With regard to Intel's private cloud, Saraf suggests that the company was too big to focus on a noncore-business cloud offering.

Seth Robinson, director, technology analysis, for Downers Grove, Ill.-based IT industry association CompTIA, has a different take, pointing to two significant failures on the chip maker's part. To start, says Robinson, the company failed to realize that people aren't looking for a solution in a box yet and are focusing on specific best-of-breed services from different vendors. Second, he questions Intel's expertise to lead a private cloud effort. "Those two things made it pretty tough going for them and they realized that fairly quickly. I don't know if the failure says anything about the demand or the demand going forward. It just didn't fit their model or the business."

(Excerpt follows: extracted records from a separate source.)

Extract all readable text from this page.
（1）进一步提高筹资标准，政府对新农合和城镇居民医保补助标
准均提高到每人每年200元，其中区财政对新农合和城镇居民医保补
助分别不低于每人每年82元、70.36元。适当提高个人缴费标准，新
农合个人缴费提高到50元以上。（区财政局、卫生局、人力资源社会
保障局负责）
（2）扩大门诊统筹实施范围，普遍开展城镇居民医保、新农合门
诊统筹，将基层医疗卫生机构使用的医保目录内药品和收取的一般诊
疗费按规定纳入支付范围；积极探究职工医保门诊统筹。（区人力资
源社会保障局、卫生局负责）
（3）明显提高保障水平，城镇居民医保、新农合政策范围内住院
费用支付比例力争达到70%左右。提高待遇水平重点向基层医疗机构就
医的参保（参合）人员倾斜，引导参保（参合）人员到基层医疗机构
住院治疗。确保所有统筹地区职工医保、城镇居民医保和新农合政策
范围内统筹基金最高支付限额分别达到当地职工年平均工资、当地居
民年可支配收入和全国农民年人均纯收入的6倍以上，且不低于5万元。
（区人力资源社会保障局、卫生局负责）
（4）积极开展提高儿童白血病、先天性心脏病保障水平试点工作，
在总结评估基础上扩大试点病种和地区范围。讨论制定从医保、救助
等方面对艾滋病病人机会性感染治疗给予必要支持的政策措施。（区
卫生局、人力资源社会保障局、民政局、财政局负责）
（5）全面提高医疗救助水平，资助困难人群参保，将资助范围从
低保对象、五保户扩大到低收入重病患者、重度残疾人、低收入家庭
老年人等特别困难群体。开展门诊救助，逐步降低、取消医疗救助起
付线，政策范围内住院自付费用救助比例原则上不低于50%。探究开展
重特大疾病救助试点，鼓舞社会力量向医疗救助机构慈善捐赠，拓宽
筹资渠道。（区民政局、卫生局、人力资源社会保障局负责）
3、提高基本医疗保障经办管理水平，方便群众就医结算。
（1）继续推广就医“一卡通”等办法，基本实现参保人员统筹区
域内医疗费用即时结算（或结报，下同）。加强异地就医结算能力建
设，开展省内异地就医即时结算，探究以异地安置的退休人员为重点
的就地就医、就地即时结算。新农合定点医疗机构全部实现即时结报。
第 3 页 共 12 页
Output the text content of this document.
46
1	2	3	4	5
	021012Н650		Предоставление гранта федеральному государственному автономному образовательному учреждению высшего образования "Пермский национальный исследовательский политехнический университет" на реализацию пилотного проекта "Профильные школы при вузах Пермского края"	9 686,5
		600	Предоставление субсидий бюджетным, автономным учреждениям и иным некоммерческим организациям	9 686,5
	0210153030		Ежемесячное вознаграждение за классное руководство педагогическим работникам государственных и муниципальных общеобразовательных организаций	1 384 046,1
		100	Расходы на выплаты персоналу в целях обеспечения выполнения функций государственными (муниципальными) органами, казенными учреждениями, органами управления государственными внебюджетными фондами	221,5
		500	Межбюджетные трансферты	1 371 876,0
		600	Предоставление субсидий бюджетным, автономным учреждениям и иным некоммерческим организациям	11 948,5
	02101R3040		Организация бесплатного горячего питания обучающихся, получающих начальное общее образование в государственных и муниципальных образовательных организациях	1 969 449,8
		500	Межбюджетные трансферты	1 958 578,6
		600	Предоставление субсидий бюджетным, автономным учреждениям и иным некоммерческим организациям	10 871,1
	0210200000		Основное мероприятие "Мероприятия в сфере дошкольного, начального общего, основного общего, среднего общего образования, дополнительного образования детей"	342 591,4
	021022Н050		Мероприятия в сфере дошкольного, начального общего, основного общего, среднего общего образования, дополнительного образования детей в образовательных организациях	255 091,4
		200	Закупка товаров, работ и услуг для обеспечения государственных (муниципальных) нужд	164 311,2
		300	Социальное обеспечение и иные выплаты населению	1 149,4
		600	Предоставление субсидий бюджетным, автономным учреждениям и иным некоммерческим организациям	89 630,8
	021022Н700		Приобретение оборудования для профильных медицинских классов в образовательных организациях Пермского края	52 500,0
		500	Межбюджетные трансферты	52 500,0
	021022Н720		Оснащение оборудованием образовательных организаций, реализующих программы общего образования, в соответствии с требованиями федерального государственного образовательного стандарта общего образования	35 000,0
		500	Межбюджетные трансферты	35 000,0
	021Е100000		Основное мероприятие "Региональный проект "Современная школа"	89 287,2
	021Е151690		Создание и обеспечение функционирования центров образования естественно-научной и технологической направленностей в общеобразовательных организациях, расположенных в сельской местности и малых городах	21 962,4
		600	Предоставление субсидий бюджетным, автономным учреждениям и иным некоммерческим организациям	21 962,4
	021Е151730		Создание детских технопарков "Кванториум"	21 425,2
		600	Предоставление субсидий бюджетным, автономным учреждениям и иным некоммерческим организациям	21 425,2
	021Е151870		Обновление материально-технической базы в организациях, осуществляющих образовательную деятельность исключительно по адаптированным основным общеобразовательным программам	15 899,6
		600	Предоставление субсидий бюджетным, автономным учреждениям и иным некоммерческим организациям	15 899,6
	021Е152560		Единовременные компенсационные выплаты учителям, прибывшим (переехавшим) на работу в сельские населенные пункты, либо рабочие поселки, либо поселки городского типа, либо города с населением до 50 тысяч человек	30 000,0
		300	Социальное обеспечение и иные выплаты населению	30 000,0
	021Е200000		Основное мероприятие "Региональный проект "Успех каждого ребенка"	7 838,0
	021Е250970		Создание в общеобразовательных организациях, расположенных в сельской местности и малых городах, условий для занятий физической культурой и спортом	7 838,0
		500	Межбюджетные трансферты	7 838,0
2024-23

As far as the future of SMB-oriented cloud services, Robinson agrees with Saraf in principle, though he's not ready to make predictions about the future of private cloud specifically. "There is a definite market out there for someone to offer a service, [but] is it just outsourcing an SMB's IT and running it in a virtualized environment? Those worlds are coming closer together: virtualized IT/private cloud. The demand is there for that."